Re: [tpmdd-devel] [PATCH 09/13] tpm: Pull everything related tosysfs into tpm-sysfs.c

From: Jason Gunthorpe
Date: Mon Sep 30 2013 - 17:20:21 EST

On Mon, Sep 30, 2013 at 04:36:27PM -0400, Daniel De Graaf wrote:

> >I think using CONFIG_ options would make this feature unavaiable to
> >distro kernel users...
> This just moves the problem - now you need a custom initrd instead of
> a custom kernel. Other TPM options like IMA's PCR selection also must
> be changed at CONFIG_ time, although that seems to be more justified
> since IMA in TCB mode is not usable on any distro kernel that makes
> the TPM driver a module (i.e. most or all of them).

A 'custom' initrd is something a distro can automate.

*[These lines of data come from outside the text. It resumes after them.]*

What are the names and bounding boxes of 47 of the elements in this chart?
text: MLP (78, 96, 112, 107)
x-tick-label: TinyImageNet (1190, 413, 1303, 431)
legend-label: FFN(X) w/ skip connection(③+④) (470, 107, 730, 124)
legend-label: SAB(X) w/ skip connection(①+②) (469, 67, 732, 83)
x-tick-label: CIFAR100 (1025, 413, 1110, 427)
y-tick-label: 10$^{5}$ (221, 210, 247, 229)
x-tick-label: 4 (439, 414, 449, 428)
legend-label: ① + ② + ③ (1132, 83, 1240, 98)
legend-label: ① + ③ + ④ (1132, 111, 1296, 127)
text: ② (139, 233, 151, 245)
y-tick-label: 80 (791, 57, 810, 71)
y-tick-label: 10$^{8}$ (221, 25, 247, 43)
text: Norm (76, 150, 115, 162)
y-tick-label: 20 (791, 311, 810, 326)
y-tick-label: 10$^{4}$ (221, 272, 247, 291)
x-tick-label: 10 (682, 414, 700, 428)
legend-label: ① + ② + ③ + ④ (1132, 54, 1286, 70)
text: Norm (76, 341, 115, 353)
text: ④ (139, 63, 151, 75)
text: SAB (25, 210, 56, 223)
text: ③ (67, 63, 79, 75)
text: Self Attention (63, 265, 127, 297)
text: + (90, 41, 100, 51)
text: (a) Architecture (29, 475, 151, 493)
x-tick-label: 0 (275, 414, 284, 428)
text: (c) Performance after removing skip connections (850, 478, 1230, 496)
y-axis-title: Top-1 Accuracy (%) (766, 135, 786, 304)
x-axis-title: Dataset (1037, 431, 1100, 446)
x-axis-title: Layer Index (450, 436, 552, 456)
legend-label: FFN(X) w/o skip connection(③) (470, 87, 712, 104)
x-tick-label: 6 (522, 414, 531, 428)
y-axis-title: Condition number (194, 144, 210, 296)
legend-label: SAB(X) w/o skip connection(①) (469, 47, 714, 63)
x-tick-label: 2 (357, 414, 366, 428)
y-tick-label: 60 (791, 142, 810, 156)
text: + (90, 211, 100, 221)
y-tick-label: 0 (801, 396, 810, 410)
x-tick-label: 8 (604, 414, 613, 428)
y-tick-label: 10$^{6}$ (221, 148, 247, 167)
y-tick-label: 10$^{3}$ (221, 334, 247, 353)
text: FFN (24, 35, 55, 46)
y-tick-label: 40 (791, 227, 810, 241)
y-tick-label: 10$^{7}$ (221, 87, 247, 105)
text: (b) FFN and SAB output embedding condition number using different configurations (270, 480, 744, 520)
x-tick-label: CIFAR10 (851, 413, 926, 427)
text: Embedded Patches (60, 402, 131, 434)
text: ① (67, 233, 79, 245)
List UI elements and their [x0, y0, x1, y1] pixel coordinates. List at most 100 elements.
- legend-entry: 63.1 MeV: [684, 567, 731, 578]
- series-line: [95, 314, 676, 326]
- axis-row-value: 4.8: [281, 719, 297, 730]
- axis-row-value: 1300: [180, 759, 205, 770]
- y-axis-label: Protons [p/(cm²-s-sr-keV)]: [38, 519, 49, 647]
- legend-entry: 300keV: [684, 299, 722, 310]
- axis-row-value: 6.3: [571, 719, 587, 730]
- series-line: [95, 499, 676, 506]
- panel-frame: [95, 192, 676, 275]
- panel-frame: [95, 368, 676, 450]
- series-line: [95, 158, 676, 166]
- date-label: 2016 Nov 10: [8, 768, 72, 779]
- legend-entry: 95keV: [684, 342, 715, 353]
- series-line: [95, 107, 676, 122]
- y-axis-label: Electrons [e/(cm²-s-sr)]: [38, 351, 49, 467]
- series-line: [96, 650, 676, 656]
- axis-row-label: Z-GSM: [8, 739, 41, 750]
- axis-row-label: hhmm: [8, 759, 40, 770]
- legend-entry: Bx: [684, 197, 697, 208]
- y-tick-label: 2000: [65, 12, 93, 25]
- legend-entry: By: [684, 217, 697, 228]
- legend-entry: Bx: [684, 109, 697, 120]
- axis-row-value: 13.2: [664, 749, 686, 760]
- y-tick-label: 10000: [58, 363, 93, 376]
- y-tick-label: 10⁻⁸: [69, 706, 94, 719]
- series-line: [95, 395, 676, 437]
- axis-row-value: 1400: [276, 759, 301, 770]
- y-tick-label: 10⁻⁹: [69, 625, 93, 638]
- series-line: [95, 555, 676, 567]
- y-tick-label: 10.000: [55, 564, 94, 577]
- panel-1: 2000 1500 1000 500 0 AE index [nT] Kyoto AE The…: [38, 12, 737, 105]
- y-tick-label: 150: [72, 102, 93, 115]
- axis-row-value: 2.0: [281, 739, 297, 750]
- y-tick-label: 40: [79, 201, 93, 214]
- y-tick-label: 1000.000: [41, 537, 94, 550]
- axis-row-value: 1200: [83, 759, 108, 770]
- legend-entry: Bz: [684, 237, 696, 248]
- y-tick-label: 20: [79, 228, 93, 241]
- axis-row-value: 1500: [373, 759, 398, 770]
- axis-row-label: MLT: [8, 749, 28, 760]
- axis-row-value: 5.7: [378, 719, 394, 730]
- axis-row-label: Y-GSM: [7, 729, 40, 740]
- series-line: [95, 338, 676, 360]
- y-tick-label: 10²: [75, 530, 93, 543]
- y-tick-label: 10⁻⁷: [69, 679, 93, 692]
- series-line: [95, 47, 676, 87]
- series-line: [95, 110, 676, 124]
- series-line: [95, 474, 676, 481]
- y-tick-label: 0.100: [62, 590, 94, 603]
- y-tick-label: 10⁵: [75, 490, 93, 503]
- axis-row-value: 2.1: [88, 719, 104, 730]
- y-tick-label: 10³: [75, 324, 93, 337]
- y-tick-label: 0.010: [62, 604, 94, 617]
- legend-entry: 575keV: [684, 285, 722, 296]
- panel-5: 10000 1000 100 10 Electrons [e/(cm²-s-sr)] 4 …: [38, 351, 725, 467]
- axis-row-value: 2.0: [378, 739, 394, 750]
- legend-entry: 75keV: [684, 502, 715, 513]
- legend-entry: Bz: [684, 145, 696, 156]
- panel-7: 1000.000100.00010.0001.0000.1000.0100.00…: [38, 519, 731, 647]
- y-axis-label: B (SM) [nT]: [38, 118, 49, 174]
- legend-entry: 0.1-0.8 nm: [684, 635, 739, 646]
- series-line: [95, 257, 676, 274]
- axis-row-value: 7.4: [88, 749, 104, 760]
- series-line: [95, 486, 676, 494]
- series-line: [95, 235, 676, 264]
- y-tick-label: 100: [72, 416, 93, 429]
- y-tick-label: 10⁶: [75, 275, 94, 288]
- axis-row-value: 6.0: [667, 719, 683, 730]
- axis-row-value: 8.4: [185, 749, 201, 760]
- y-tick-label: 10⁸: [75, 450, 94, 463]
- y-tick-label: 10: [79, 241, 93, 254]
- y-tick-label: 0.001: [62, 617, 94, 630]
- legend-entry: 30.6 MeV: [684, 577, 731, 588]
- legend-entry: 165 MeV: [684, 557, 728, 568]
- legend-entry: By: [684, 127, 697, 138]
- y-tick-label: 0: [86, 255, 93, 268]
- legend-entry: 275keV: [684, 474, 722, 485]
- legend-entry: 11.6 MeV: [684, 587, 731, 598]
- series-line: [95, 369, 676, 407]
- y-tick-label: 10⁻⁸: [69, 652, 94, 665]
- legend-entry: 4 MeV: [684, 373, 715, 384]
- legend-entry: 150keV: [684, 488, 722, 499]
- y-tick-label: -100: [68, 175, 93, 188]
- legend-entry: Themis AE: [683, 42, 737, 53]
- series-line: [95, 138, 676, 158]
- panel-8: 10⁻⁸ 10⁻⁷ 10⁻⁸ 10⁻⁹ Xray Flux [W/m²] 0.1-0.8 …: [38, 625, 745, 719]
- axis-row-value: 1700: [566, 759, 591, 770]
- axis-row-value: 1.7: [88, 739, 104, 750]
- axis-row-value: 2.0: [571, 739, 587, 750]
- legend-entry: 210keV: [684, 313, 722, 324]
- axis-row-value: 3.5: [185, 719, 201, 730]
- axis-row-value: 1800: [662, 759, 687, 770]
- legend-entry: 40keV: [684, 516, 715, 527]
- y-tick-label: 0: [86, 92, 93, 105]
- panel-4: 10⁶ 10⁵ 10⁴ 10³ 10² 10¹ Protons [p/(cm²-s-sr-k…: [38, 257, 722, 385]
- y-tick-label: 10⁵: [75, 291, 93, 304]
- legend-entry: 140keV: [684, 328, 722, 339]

Eg a distro's
initrd generation script could read /etc/tpm.cfg and generate an
initrd with the module load and correct sysfs writes. This is more
accessible than recompiling the kernel.

My comments would apply to IMA as well, it should work with standard
distros, meaning the initrd must be able to set it up. So, load the
module in the initrd, setup localities, select the PCR, then enable

The bootloader should measure the kernel and initrd together.

IMHO, distros are not making it easy to enable TPM features, and
requiring a kernel recompile is not helping :)

> There is also the fact that the driver may not be able to tell if a
> locality is available without doing some kind of test command. The
> Xen

Make sense.

> Or, for more flexibility (I actually like this one better):
> And sysfs contains:
> - kernel_locality [0644, int; 0444 if FIXED=y or when locked(?)]
> - lock_kernel_locality [write-once; only exists if FIXED=n]

Yes, this looks simple and sane.

But if there isn't really a need to have a hardwired kernel, the
defaults can be DEFAULT_LOCALITY=0, LOCALITY_FIXED=n and we can
recommend distros rely on the initrd.

> So far, nobody I have talked to has offered any strong opinions on
> what locality should be used or how it should be set. I think finding
> a developer of trousers may be the most useful to talk about how the
> ioctl portion of this would need to be set up - if someone is actually
> needed.

It would be nice to have a user! As I said, we don't use it here.